Ben yokken neler olmuş bakalım.
Ben bir buçuk yaş daha büyümüşüm, kocaman olmuşumJ (17,5 yaş yeterince büyük bir yaş, öyle değil mi yoksa?)
Sonra birileri demokratik açılım sürecinden bahsetmiş. "Bizi korumak" içinde var olan birileri Eyleme katılan, demokratik hakkını savunan hamile bir kadının bebeğinin ölümüne neden olmuş."O kızın eylemde işi ne demiş." Sonucunda elle tutulur tek şey orantılı güç kullanan polisin gazeteye çıkan haberleri olmuş.
Öğrenci eylemleri artmış. Dünyada yeni bir akım başlamış diyorlar. 68 Kuşağının benzeri gibi. Yalan! Basınımız ancak "kaderdaş'larım" olan öğrencileri yumurta atarken, uzuneşek oynarken göstermiş! Güzel halkıma "böyle eylem mi olur?" demek düşmüş.
Sağ olsun yabancı basın ve birkaç gazetemiz eylemde hak ararken bir öğrencinin kafasına aynı anda inen "7-8 tane cop"(!) resmini koymuş ama kimsecikler görmemiş!

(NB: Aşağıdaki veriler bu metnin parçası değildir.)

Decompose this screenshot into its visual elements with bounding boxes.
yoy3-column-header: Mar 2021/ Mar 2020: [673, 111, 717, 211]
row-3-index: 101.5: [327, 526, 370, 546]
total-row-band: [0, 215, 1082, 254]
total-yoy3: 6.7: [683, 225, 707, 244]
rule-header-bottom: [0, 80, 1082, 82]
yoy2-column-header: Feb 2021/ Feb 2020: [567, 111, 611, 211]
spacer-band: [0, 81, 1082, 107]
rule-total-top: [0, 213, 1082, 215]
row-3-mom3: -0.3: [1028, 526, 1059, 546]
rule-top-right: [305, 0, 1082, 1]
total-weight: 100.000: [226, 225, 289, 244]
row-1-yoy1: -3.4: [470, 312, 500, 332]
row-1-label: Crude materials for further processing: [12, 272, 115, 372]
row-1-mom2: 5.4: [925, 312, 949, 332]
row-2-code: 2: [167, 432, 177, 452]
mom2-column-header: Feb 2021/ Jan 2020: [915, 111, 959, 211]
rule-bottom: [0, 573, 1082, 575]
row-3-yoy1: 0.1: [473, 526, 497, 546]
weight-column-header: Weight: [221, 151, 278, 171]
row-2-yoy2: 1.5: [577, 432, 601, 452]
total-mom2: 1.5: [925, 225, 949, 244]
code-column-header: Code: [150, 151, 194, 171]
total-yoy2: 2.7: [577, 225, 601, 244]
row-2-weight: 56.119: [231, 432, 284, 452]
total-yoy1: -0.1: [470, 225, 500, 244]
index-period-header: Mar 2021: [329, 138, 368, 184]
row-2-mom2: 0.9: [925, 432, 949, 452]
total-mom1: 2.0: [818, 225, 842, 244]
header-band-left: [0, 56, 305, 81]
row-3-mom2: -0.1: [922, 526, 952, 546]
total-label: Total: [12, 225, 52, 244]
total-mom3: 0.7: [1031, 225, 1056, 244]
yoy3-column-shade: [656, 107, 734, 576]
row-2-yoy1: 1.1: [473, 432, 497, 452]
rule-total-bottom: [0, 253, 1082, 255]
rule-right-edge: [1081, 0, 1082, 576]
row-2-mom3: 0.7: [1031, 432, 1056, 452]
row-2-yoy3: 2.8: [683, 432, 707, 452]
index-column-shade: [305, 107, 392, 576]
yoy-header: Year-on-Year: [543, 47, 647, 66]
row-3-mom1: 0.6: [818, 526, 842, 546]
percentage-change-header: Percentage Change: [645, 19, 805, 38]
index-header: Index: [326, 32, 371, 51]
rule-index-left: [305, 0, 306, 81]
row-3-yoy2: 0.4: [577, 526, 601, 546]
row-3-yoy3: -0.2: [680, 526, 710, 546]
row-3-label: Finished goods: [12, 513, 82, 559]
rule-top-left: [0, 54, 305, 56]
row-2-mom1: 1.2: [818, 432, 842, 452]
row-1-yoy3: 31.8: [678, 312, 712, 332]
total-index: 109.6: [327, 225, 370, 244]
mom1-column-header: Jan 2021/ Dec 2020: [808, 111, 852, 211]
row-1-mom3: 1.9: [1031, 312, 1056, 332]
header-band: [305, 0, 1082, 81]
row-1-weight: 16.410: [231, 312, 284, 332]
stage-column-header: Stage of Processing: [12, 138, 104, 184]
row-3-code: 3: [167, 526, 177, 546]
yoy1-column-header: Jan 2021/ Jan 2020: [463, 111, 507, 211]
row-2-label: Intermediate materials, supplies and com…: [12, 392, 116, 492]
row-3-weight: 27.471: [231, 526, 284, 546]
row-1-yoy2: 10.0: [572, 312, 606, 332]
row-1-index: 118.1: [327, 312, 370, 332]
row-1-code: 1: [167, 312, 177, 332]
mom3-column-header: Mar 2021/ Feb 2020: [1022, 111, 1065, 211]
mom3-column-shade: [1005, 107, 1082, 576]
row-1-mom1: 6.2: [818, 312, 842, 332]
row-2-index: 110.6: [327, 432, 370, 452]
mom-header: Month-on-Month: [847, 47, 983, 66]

Gittim, gördüm. Hani bizi teğet geçen kriz vardı ya Bursa'ya da hiç uğramamış. O kadar çok uğramamış ki, eskiden dolup taşan çeyizciler, meşhur havlucular ve İskenderciler bir bir kapılarına "satılık" "kiralık" yazılarını asmış ya da süresiz olarak kapatmış. Çok şükür ülkemizde ne işsiz var, ne kriz!
Bizim ülkemizde göçen maden de hala iki işçimizin cesedi dururken, maden kazalarından hiçbir işçimiz canlı çıkamazken bir yerlerde 33 işçi yerin 700 metre altından kurtarılmış. Aman Tanrım, sihir büyü filan mı kullandı yoksa bu adamlar demişiz. İnsan hayatına değer verdikleri için gece gündüz demeden çalıştılar mı yoksa? Tabiî ki hayır, orada insan az'mış! Bizde yetmiş milyon insan var, üç beş tanesi ölse ne olurmuş!
Referandumdan "evet" çıkmış. Hayırlı olsun, ışığımız bol olsun, yüzümüz nur dolsun.
Bir silah tasarısı gelmiş meclise. Bir insan birden fazla silah alabilecekmiş! Birkaç tanesini yanında taşıyabilecekmiş! Sonra ne mi olmuş? "Sen bana niye baktın" kavgasında üç kişi öldü manşetleri artmış.
Birileri kopya çekmiş, çektirmiş. "Yandaş" medya gibi "yandaş" öğrenci topluluğu oluşturmuş. Hakkı yenen bir kısım "Benim neyim eksik sizden, bak bak bende dini bütün biriyim" derken bir kısım sokaklara dökülmüş. Sonuç olarak "yandaş" olmayan herkes avuç yalamış.
Vatanı, milleti, namusu kurtaran bir otobüs şoförümüz varmış artık. Adam haklı, burası aşna fişne yeri değil yani... Bildiğiniz Taksim-Sarıyer otobüsü. Tabelada öyle yazıyordu. Binerken baktıydım hani... O otobüs şoförü sayesinde daha ahlaklı bireyler olmuşuz hepimiz. Çok sağ olsun!
Daha neler, neler olmuş derken aklıma bir tekerleme geliyor. Az gittim uz gittim, dere tepe düz gittim, sonra döndüm baktım ki arkamı bir arpa boyu yol gitmişim... Arpayı bir de güzelce gözümüzde büyütmüşüz. Eee hadi hayırlısı... (DT/HK)
* Editörün notu: Deniz Türkeş, bianet'in en genç yazarı ama en kıdemlilerinden biri. bianet'e ilk yazısını 31 Aralık 2007'de yazdığında 14 yaşındaydı. 11. sınıfa geçene kadar yazdı. Sonra kendi deyimiyle "Dershane adı verilen korkunç bir kâbus başladı". Yaşıtlarıyla bir yarış içine girmişti. Böyle bir ortamda yazamazdı. O günleri şöyle aktardı Deniz "Korkunç diyorum çünkü gerçekten etrafındaki herkes orada olduğun süre boyunca sana 'Call of Duty' oyununda öldürülmesi gereken, yenilmesi zorunlu olan rakipler/düşmanlar gibi gösteriliyor. Ve sonrasında insancıl ilişkiler içinde mutlu olman bekleniyor. Tuhaf..." Deniz bu zorlu dönemi alnının akıyla geçti ve yeniden aramıza döndü. Hoş geldin Deniz.